The list of tight ends in the history of the Chicago Bears franchise with more than 60 receptions in a single season is a short one. Martellus Bennett had 90 catches in 2014, Mike Ditka had 75 in 1964, Bennett had 65 in 2013, and that’s it. A year ago Cole Kmet had 60 in Matt Nagy’s offense, and that was an offense ranked bottom third in total yards, passing yards, and points scored for three straight years.
Sure the 17th game helped Kmet out, and the big goose egg in the touchdown category is a sore spot, but only two players bettering his catch total all-time in Chicago can’t be discounted.
He’ll need to pick things up in the TD category, but with red-zone target hog Jimmy Graham off the roster I would expect Kmet to get more looks down there in 2022. Offensive coordinator Luke Getsy is a first time play caller, so we’ll need to wait and see how he deploys his troops, but a peek back at how his former team did things with the position could be an indication on what’s in store for Kmet.

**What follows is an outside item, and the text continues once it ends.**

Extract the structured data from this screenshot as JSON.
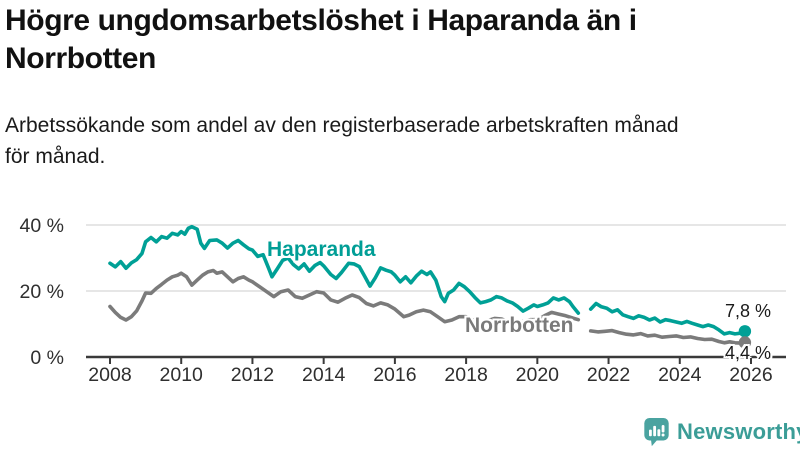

Last year Green Bay’s number one tight end, Robert Tonyan, only appeared in 8 games (with 5 starts) due to an ACL injury, and he had just 18 catches, 204 yards, and 2 TDs. Second year tight end Josiah Deguara, a former third-round draft pick, chipped in with 25 receptions, 245 yards, and 2 TDs, while 37-year old Marcedes Lewis had his best season since 2017 with 24 grabs and 214 yards. The Packers made sure to still get the tight ends involved in the passing game even though Tonyan was out.
But if you go back to the 2020 season, which was Getsy’s first with the additional title of Passing Game Coordinator, Tonyan broke out with 52 receptions, 586 yards, and 11 touchdowns. Getsy will find a way to free Kmet up with some play action that will take advantage of his 6’6”, 260 size as a mismatch against defenders.
Kmet is a little more physically imposing than Tonyan (6’5”, 237), but from an athletic standpoint Tonyan moves a bit better. That’s not to say that Kmet can’t do some of the things that Tonyan has done, but Tonyan is more of a U with Kmet a traditional Y (in-line) tight end.
And it’s as an in-line blocker where the Bears will want to see more from the 23-year old Kmet. If he’s able to improve that aspect of his game then everything will open up for him in the new offense.
“You kind of see how the tight end’s involved in the run scheme,” Kmet said via the team site last month, “and, off of that, the play-action movements and all those type of things can be really advantageous for tight ends.”
Showing an all-around skill set has been a goal of his all offseason.
“For me, it’s just taking it day-to-day,” Kmet said, “doing my best to show the coaches what I’m capable of doing and being able to do multiple things; not just being a [receiver], not just being a run blocker, but being able to show them that I can be involved in everything, because if you can do both, run and pass really well, you’re going to get some nice open passes in the field.”
The tight end position has traditionally taken longer to develop than other positions, most likely due to the multifaceted nature of their role within the offense, but some fans don’t want to hear that. They look at Kmet’s draft position, some of the other players taken after he went off the board, the production from the elite tight ends around the league, and expect more from Kmet.
Of all the tight ends last year with 21 or more receptions (41 players), only 1 was younger than Kmet, and that was Atlanta rookie Kyle Pitts who was used more like a receiver than a tight end.
The arrow is still pointing up for Kmet, and the offense needs him to take another step in 2022.